In this post, we will go through different outlier detection methods and topics like,
- Power Transformation (Yeo Johnson Transform) and Density Plots
- Box Plots and 5 Point Summary Statistics
- Z-Score
- Histograms and Scatter Plots
- Mosaic Plots and Bag Plots
- Mahalanobis Distance
- Cook’s Distance
- DBScan
- Local Outlier Factors
- 1-class Support Vector Machine
Dataset under consideration - Males (from package - Ecdat)
First, we will explore more about data using str(), summary() methods,
## nr year school exper union
## Min. : 13 Min. :1980 Min. : 3.00 Min. : 0.000 no :3296
## 1st Qu.: 2329 1st Qu.:1982 1st Qu.:11.00 1st Qu.: 4.000 yes:1064
## Median : 4569 Median :1984 Median :12.00 Median : 6.000
## Mean : 5262 Mean :1984 Mean :11.77 Mean : 6.515
## 3rd Qu.: 8406 3rd Qu.:1985 3rd Qu.:12.00 3rd Qu.: 9.000
## Max. :12548 Max. :1987 Max. :16.00 Max. :18.000
##
## ethn maried health wage
## other:3176 no :2446 no :4286 Min. :-3.579
## black: 504 yes:1914 yes: 74 1st Qu.: 1.351
## hisp : 680 Median : 1.671
## Mean : 1.649
## 3rd Qu.: 1.991
## Max. : 4.052
##
## industry
## Manufacturing :1231
## Trade :1169
## Professional_and_Related Service: 333
## Business_and_Repair_Service : 331
## Construction : 327
## Transportation : 286
## (Other) : 683
## occupation residence
## Craftsmen, Foremen_and_kindred :934 rural_area : 85
## Operatives_and_kindred :881 north_east : 733
## Service_Workers :509 nothern_central: 964
## Clerical_and_kindred :486 south :1333
## Professional, Technical_and_kindred:453 NA's :1245
## Laborers_and_farmers :401
## (Other) :696
## 'data.frame': 4360 obs. of 12 variables:
## $ nr : int 13 13 13 13 13 13 13 13 17 17 ...

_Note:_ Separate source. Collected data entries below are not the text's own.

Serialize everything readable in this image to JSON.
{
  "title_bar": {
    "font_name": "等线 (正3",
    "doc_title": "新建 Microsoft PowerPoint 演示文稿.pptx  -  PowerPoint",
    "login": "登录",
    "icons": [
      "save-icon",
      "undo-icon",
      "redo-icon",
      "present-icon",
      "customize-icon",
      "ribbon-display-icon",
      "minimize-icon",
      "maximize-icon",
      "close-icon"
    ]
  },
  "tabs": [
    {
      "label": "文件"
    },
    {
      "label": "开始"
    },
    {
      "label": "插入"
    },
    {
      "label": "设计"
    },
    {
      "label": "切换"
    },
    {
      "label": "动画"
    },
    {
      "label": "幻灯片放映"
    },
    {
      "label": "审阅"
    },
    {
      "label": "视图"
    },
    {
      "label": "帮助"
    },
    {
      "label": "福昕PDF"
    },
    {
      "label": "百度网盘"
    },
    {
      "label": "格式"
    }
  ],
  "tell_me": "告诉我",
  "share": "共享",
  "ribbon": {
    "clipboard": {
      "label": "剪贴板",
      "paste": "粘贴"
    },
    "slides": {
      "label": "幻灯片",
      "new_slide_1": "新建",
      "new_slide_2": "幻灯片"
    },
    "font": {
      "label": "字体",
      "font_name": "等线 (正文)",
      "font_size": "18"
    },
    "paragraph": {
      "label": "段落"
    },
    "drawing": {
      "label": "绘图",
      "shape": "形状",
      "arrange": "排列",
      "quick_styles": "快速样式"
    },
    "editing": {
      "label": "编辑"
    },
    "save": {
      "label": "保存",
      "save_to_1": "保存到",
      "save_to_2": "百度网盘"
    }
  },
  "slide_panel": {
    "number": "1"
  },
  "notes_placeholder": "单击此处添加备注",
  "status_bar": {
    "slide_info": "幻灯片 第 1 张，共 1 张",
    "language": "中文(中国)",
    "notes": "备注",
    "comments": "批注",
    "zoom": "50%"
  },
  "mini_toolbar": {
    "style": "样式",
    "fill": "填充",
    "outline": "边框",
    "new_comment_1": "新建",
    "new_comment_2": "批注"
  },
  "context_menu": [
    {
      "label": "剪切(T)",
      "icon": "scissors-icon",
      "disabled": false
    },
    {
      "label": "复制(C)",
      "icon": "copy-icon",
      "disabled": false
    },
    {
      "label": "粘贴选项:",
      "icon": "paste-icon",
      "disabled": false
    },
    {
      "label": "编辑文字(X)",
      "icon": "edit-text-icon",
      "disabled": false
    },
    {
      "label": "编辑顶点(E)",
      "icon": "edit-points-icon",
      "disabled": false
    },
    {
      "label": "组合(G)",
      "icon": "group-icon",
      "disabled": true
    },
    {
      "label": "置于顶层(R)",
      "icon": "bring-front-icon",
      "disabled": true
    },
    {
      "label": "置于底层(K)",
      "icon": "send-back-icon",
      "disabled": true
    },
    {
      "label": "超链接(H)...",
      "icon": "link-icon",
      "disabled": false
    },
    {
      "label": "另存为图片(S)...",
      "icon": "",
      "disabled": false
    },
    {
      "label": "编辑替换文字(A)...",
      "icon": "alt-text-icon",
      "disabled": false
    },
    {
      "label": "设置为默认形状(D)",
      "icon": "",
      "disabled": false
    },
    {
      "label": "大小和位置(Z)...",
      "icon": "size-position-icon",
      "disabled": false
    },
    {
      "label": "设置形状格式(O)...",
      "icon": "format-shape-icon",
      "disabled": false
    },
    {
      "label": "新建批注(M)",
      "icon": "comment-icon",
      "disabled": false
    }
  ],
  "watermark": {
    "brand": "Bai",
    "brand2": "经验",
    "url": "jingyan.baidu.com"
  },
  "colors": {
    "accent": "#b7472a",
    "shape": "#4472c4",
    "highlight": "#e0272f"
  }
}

## $ year : int 1980 1981 1982 1983 1984 1985 1986 1987 1980 1981 ...
## $ school : int 14 14 14 14 14 14 14 14 13 13 ...
## $ exper : int 1 2 3 4 5 6 7 8 4 5 ...
## $ union : Factor w/ 2 levels "no","yes": 1 2 1 1 1 1 1 1 1 1 ...
## $ ethn : Factor w/ 3 levels "other","black",..: 1 1 1 1 1 1 1 1 1 1 ...
## $ maried : Factor w/ 2 levels "no","yes": 1 1 1 1 1 1 1 1 1 1 ...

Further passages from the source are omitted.